Soccer and medicine have taken Santa Monica-based Dr. Bert Mandelbaum all over the world. His latest stop is sunny Río De Janeiro, Brazil (although in Río it’s winter) the site of the 2016 Summer Olympic Games.
As the FIFA (Federation Nacional de Football) medical officer overseeing the medical matters for the men’s and women’s Olympic soccer tournament, Mandelbaum’s duties include oversight for prevention protocols, team preparation and injuries, including concussions and doping control.
An orthopedic surgeon at the Santa Monica Orthopedic and Sports Medicine Group in Santa Monica, Mandelbaum was the chief doctor for the 2014 World Cup, also held in Brazil.
The doctor says this year’s Olympic and prior World Cup experience has also enriched his approach to medicine in his own practice. “My role in international sports competition has given me a large breath of experience and respect for the safety and health of all athletes. With each experience it fortifies my desire to optimize all levels of care,” he said from Río during the final week of the Olympics.
“Our focus is to be athlete and patient-centric at all times, always leading through prevention, optimizing performance and preventing and treating injury or illness. To work in the world's largest stage for athletics I am always reminded of the most important concept that is one world and one medical team,” the doctor continued. “Utilizing these concepts within our group is very essential for athletic medicine practice at all levels from the youth, Special Olympics, and to the elite and professional.”
Mandelbaum and those who were fortunate to be part of this year’s Olympic Games have been witness to several record-breaking feats as well as another international first— but this one was as much of a humanitarian story as it was a sports story.
At an Aug. 10 United Nations Assn. of the USA event in Century City, United Nations Secretary General Ban KI-moon noted that the International Olympic Committee allowed a team of refugees to compete for the first time in the history of the Games.
“They all received a standing ovation at the opening ceremonies,” said Ki-moon, who was in Río or the first few days of the Olympic Games. Whether they earn medals or not, they are already winners,” Ki-Moon said.
In additional, a record 43 gay and lesbian athletes competed with their straight counterparts.
Although it was a major concern since its outbreak in Brazil in April last year, the Zika virus apparently did not overshadow the Games, as some suspected it might.
“Zika was a concern for all medical personnel, [World Health Organization and Center for Disease Control and Prevention] officials. It is certainly a public health concern with new cases in many countries including the recent ones in Florida,” Mandelbaum noted. “ Here in Brazil there are always concerns for contracting dengue, yellow fever, Chikungunya as well as Zika that are transmitted by mosquitos. Our medical vigilance is focused on eradication, spread of disease to women in the midst of child bearing, prevention and education.
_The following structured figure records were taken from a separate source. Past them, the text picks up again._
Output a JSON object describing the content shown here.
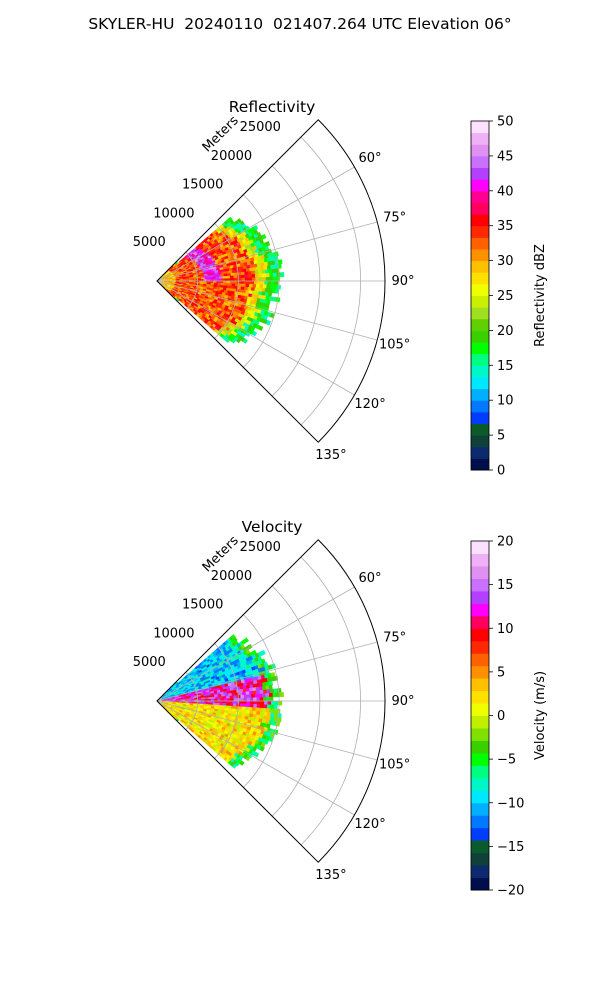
{
  "figure": {
    "title": "SKYLER-HU  20240110  021407.264 UTC Elevation 06°"
  },
  "chart_data": [
    {
      "type": "heatmap",
      "title": "Reflectivity",
      "radial_axis_label": "Meters",
      "radial_ticks": [
        5000,
        10000,
        15000,
        20000,
        25000
      ],
      "radial_tick_labels": [
        "5000",
        "10000",
        "15000",
        "20000",
        "25000"
      ],
      "angle_ticks": [
        60,
        75,
        90,
        105,
        120,
        135
      ],
      "angle_tick_labels": [
        "60°",
        "75°",
        "90°",
        "105°",
        "120°",
        "135°"
      ],
      "azimuth_range_deg": [
        45,
        135
      ],
      "range_max_m": 28000,
      "grid": true,
      "colorbar": {
        "label": "Reflectivity dBZ",
        "min": 0,
        "max": 50,
        "ticks": [
          0,
          5,
          10,
          15,
          20,
          25,
          30,
          35,
          40,
          45,
          50
        ],
        "tick_labels": [
          "0",
          "5",
          "10",
          "15",
          "20",
          "25",
          "30",
          "35",
          "40",
          "45",
          "50"
        ],
        "colors": [
          "#000e4e",
          "#0c2a6d",
          "#10403a",
          "#0a5a2a",
          "#003dff",
          "#0078ff",
          "#00b0ff",
          "#00e8ff",
          "#00f8c8",
          "#00ff80",
          "#00ff00",
          "#3ad000",
          "#60d000",
          "#a0e020",
          "#c8f000",
          "#f0ff00",
          "#ffe000",
          "#ffc000",
          "#ff9000",
          "#ff6000",
          "#ff2800",
          "#ff0000",
          "#ff0060",
          "#ff0090",
          "#ff00ff",
          "#b440ff",
          "#c870ff",
          "#e090f0",
          "#f0b0f8",
          "#fce0ff"
        ]
      },
      "echo": {
        "near_range_m": 600,
        "far_range_m": 15000,
        "core_value_dbz": 33,
        "edge_value_dbz": 17
      }
    },
    {
      "type": "heatmap",
      "title": "Velocity",
      "radial_axis_label": "Meters",
      "radial_ticks": [
        5000,
        10000,
        15000,
        20000,
        25000
      ],
      "radial_tick_labels": [
        "5000",
        "10000",
        "15000",
        "20000",
        "25000"
      ],
      "angle_ticks": [
        60,
        75,
        90,
        105,
        120,
        135
      ],
      "angle_tick_labels": [
        "60°",
        "75°",
        "90°",
        "105°",
        "120°",
        "135°"
      ],
      "azimuth_range_deg": [
        45,
        135
      ],
      "range_max_m": 28000,
      "grid": true,
      "colorbar": {
        "label": "Velocity (m/s)",
        "min": -20,
        "max": 20,
        "ticks": [
          -20,
          -15,
          -10,
          -5,
          0,
          5,
          10,
          15,
          20
        ],
        "tick_labels": [
          "−20",
          "−15",
          "−10",
          "−5",
          "0",
          "5",
          "10",
          "15",
          "20"
        ],
        "colors": [
          "#000e4e",
          "#0c2a6d",
          "#10403a",
          "#0a5a2a",
          "#003dff",
          "#0078ff",
          "#00b0ff",
          "#00e8ff",
          "#00f8c8",
          "#00ff80",
          "#00ff00",
          "#3ad000",
          "#80e000",
          "#c0f000",
          "#f0ff00",
          "#ffe000",
          "#ffc000",
          "#ff9000",
          "#ff6000",
          "#ff2800",
          "#ff0000",
          "#ff0060",
          "#ff00ff",
          "#b440ff",
          "#c870ff",
          "#e090f0",
          "#f0b0f8",
          "#fce0ff"
        ]
      },
      "echo": {
        "near_range_m": 600,
        "far_range_m": 15000,
        "north_value_ms": -10,
        "center_value_ms": 12,
        "south_value_ms": 2
      }
    }
  ]
}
“We are fortunate that it was winter here in Río so it [has been} 68F degrees and windy and not mosquito season,” he added. “The IOC education program is extensive with mosquito spray and condoms being provided to all of the athletes.
”Mandelbaum thinks other medical professionals can learn something from their colleagues who have been involved international activities.
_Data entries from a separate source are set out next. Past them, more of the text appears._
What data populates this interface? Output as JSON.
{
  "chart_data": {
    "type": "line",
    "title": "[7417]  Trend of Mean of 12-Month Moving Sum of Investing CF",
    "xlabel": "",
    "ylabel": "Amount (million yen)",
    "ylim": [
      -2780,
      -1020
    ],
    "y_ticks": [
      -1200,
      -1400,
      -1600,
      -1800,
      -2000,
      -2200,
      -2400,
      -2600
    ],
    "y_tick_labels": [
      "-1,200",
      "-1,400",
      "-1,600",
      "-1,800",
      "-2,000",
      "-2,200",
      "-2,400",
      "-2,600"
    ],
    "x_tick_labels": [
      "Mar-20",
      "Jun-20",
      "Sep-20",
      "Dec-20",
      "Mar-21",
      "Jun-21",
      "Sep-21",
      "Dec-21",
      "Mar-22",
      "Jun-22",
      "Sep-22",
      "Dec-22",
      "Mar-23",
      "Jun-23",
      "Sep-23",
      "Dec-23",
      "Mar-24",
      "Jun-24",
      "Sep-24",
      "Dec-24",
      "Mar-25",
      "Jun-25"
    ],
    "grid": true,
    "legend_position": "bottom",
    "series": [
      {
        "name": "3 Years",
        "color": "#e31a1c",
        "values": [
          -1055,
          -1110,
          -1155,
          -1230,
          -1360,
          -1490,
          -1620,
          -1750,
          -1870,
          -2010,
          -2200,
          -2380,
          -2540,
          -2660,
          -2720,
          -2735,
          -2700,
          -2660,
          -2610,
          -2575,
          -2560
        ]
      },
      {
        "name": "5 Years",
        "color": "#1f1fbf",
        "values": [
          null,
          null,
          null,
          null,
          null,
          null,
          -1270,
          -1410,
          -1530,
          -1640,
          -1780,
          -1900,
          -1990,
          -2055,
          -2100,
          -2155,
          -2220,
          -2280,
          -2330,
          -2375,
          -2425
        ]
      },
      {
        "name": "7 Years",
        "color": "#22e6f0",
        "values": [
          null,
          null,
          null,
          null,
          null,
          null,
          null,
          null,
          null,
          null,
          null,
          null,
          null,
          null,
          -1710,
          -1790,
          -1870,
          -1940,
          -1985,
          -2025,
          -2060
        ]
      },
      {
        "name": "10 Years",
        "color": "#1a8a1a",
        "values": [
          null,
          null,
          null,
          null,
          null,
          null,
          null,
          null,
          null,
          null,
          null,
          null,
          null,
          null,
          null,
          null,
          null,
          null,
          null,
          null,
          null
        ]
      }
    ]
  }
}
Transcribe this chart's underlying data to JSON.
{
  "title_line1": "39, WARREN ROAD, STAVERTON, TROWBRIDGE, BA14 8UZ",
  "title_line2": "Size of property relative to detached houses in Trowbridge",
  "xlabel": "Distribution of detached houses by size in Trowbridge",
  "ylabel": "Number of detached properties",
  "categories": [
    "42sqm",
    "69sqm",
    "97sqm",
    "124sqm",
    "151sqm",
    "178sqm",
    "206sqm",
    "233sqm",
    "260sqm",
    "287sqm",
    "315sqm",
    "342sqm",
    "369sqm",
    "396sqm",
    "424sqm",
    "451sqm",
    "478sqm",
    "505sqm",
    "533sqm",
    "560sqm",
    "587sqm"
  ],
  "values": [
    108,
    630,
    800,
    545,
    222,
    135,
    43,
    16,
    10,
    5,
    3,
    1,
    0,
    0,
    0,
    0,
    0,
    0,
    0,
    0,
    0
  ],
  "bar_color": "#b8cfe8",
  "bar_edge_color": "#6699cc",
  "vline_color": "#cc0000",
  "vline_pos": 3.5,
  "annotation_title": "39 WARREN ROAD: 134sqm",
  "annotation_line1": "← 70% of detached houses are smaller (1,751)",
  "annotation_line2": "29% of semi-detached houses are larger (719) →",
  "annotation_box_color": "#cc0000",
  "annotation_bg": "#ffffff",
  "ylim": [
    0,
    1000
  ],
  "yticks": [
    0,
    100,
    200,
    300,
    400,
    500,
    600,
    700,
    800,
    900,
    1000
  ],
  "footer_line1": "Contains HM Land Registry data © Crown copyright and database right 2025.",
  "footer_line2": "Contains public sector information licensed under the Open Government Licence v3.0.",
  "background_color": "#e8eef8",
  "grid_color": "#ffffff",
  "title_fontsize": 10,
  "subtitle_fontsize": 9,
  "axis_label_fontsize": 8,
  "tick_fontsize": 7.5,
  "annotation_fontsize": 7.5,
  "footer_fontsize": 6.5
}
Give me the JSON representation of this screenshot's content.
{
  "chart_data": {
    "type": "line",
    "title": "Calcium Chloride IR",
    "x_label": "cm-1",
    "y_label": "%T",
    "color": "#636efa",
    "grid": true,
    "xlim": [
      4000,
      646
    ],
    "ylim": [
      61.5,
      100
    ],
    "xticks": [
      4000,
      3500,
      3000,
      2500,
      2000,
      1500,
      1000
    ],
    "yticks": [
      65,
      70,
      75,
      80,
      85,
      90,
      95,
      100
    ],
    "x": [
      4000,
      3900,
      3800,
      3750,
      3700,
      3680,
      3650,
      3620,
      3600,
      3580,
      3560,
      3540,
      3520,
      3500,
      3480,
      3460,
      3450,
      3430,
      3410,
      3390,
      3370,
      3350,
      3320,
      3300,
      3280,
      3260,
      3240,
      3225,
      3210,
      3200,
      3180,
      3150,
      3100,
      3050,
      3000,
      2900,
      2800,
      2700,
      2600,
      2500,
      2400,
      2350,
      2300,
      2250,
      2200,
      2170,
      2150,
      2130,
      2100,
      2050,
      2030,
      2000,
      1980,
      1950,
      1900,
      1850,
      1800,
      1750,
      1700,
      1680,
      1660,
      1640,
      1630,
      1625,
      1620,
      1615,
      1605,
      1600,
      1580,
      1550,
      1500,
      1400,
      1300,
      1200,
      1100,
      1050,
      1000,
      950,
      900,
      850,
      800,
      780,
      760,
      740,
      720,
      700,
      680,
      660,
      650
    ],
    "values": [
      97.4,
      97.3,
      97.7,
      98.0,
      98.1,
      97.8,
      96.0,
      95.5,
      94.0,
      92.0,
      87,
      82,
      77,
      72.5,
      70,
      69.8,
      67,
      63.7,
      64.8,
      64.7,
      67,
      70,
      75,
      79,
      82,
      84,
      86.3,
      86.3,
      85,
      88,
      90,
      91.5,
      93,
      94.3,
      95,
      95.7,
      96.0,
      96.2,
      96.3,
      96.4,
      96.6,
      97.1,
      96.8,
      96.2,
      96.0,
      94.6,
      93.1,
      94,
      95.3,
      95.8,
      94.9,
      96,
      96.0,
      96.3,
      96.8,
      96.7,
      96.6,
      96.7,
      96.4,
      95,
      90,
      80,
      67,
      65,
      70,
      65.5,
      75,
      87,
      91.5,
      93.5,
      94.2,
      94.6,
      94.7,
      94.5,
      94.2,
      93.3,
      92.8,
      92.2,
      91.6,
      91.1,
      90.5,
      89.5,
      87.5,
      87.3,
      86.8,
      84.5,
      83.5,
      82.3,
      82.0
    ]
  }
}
“My international experiences have given a deeper understanding and appreciation of world sports competition. I truly have realized that the sport of life in the life of sport or interlinked. These games are a gift and continue to teach us that is about taking part and not the win, the process over the outcome, and the journey over the destination,” he said. “Once again, we learn the importance of competing, collaborating and serving this tremendous event on the world stage.
When the final chapter of the Summer Olympics in Río is written as the sun sets on the international competition until 2020, Mandelbaum thinks it will be more than just the Zika virus, green water and the world records that were shattered.
“The main legacy of these Olympic Games will be the proud culture and passion of the Brazilian people. They are kind, giving, supportive, and proud of their country. I have immense gratitude in spite of significant political economic challenges for the organizers and volunteers that have pushed on to make these very successful games,” he concluded. “In fact, I say this is a great prescription for humanity, at a time where we are confronted with violence, terrorism and political unrest, we are comforted by these Olympic Games.
“We learn once again basic Olympic credos, which are the gift to our human world at this time.”